Sopir pribadi di rumah itu menghampiri Emmy dan Haikal dengan mobil sedan Mercy hitam mengkilap. Kemudian Mang Ali membukakan pintu penumpang untuk gadis itu. "Silakan, Neng, Mamang anterin pulang!" ujarnya dengan senyum yang menunjukkan beberapa gigi nampak ompong.

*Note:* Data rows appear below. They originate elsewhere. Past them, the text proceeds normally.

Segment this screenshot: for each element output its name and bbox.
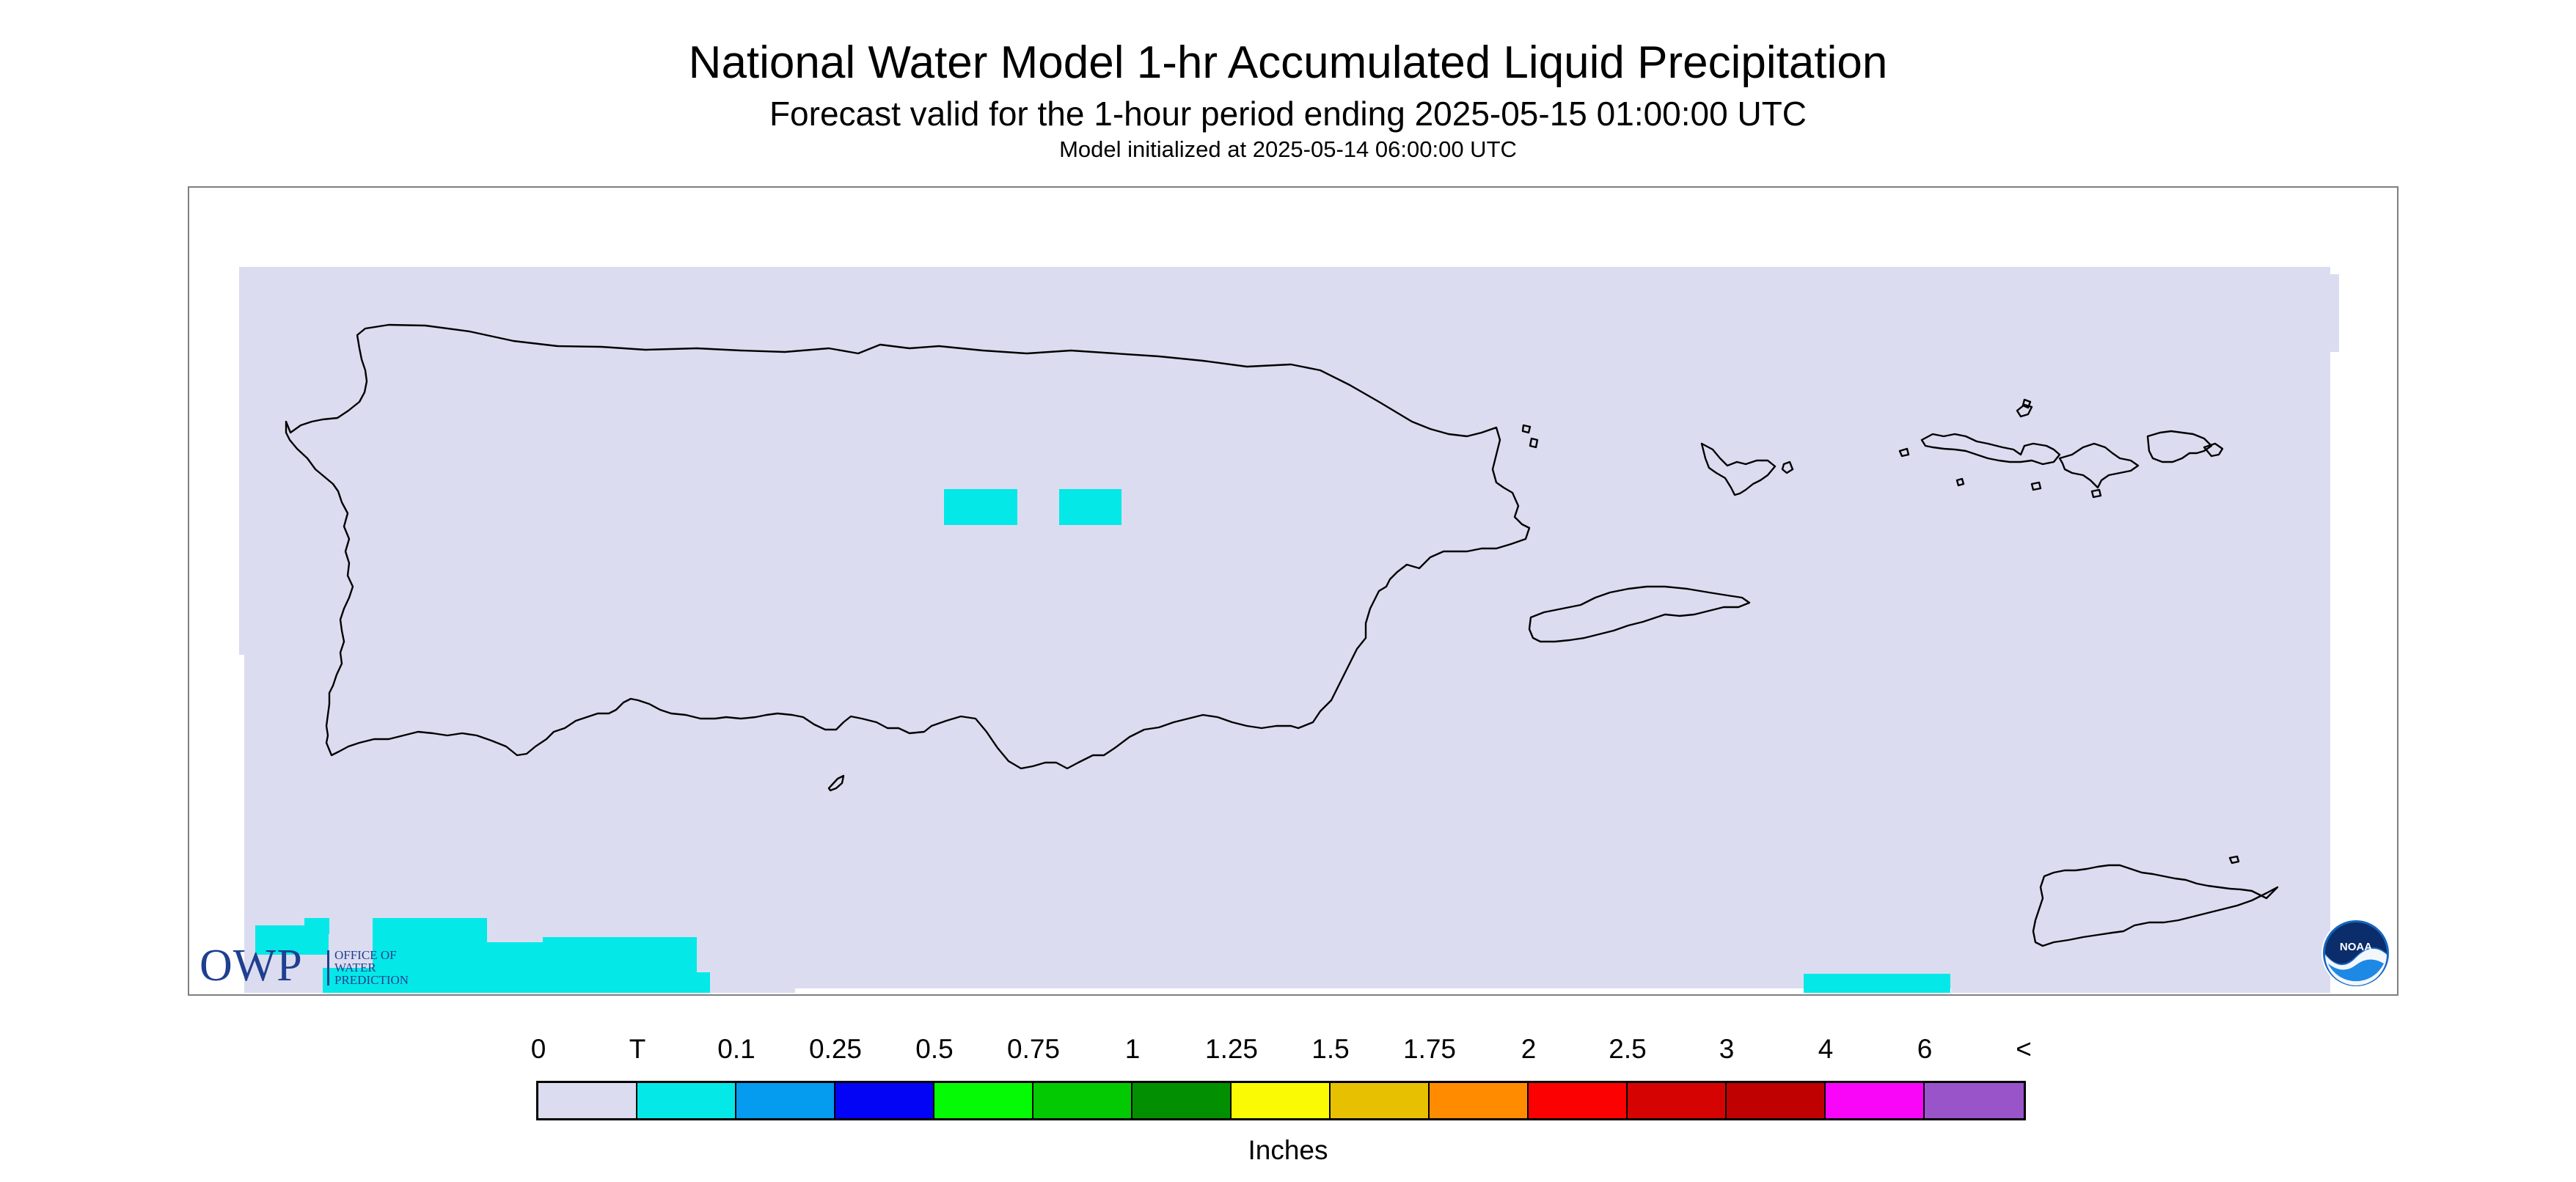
cayo-norte-outline [1781,460,1794,474]
precip-cell [1804,974,1950,993]
coastlines [285,323,2279,947]
legend-swatch [1826,1083,1925,1118]
legend-units: Inches [1248,1135,1328,1165]
legend-swatch [1133,1083,1232,1118]
precip-cell [304,918,329,934]
map-domain [239,267,2339,993]
hans-lollik-outline [2021,398,2032,409]
tortola-outline [2146,430,2213,463]
legend-swatch [934,1083,1033,1118]
noaa-emblem-icon: NOAA [2321,919,2390,988]
legend-label: 0.25 [808,1034,863,1064]
culebra-outline [1700,442,1777,496]
owp-logo-line: OFFICE OF [334,948,397,962]
legend-label: 1 [1124,1034,1141,1064]
legend-swatch [637,1083,736,1118]
legend-swatch [1232,1083,1331,1118]
legend-swatch [1727,1083,1826,1118]
page-title: National Water Model 1-hr Accumulated Li… [688,37,1888,88]
legend-label: 0.75 [1006,1034,1061,1064]
vieques-islet-outline [1521,424,1532,434]
legend-label: 2.5 [1609,1034,1647,1064]
legend-swatch [1033,1083,1133,1118]
legend-swatch [1529,1083,1628,1118]
legend-label: 3 [1719,1034,1735,1064]
precip-cell [1059,489,1121,525]
owp-logo-line: WATER [334,961,376,974]
legend-label: T [629,1034,646,1064]
legend-swatch [736,1083,835,1118]
little-st-james-outline [2030,481,2042,491]
legend-label: 4 [1818,1034,1834,1064]
legend-label: 6 [1917,1034,1933,1064]
legend-label: < [2016,1034,2032,1064]
legend-swatch [1628,1083,1727,1118]
owp-logo-letters: OWP [200,941,303,991]
buck-island-outline [1955,477,1965,487]
precip-cells-trace [255,489,1950,993]
legend-colorbar [536,1081,2026,1120]
legend-swatch [538,1083,637,1118]
legend-swatch [1430,1083,1529,1118]
vieques-outline [1528,585,1751,643]
legend-label: 1.5 [1311,1034,1350,1064]
legend-label: 0.1 [717,1034,755,1064]
green-cay-outline [2228,855,2240,865]
forecast-valid-subtitle: Forecast valid for the 1-hour period end… [769,95,1807,133]
legend-swatch [835,1083,934,1118]
legend-swatch [1925,1083,2024,1118]
st-croix-outline [2032,864,2279,947]
legend-swatch [1331,1083,1430,1118]
legend-label: 2 [1521,1034,1537,1064]
st-john-outline [2058,442,2140,489]
precip-cell [944,489,1017,525]
noaa-logo-text: NOAA [2340,941,2372,953]
norman-island-outline [2090,488,2102,499]
precip-cell [543,937,697,993]
puerto-rico-outline [285,323,1531,770]
precip-cell [323,968,390,993]
legend-label: 0 [530,1034,546,1064]
legend-label: 1.25 [1204,1034,1259,1064]
st-thomas-outline [1920,433,2061,466]
mona-island-outline [827,774,845,792]
precip-cell [697,972,710,993]
owp-logo-line: PREDICTION [334,973,409,987]
domain-background [239,267,2339,993]
legend-label: 0.5 [915,1034,954,1064]
savana-outline [1898,447,1910,458]
legend-label: 1.75 [1402,1034,1457,1064]
owp-logo-divider [327,950,329,985]
precip-cell [373,942,543,993]
cayo-islet-outline [1529,437,1539,449]
owp-logo-subtext: OFFICE OF WATER PREDICTION [334,949,409,986]
virgin-gorda-outline [2203,442,2224,458]
model-init-text: Model initialized at 2025-05-14 06:00:00… [1059,136,1517,162]
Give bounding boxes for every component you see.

"Nuhun, Mang Ali!" jawab Emmy lalu berpamitan singkat dengan Haikal. Kunci sepeda motornya, dia titipkan kepada pria kemayu yang telah menjadi bestienya selama dua hari belakangan.
Dari jendela mobil yang diturunkan kacanya, Emmy melambaikan tangannya kepada Haikal. "Byebye, Momo. See you tomorrow ya!" serunya dari mobil yang meluncur meninggalkan halaman depan rumah William Samsons MacRay.
Senyum Emmy terkembang kala dia menikmati pemandangan sore jelang petang yang cerah dari kursi empuk mobil mewah bosnya. 'Kak William baik banget deh sama aku, jadi kangen rasanya sama cowok itu!' batin Emmy dalam keheningan.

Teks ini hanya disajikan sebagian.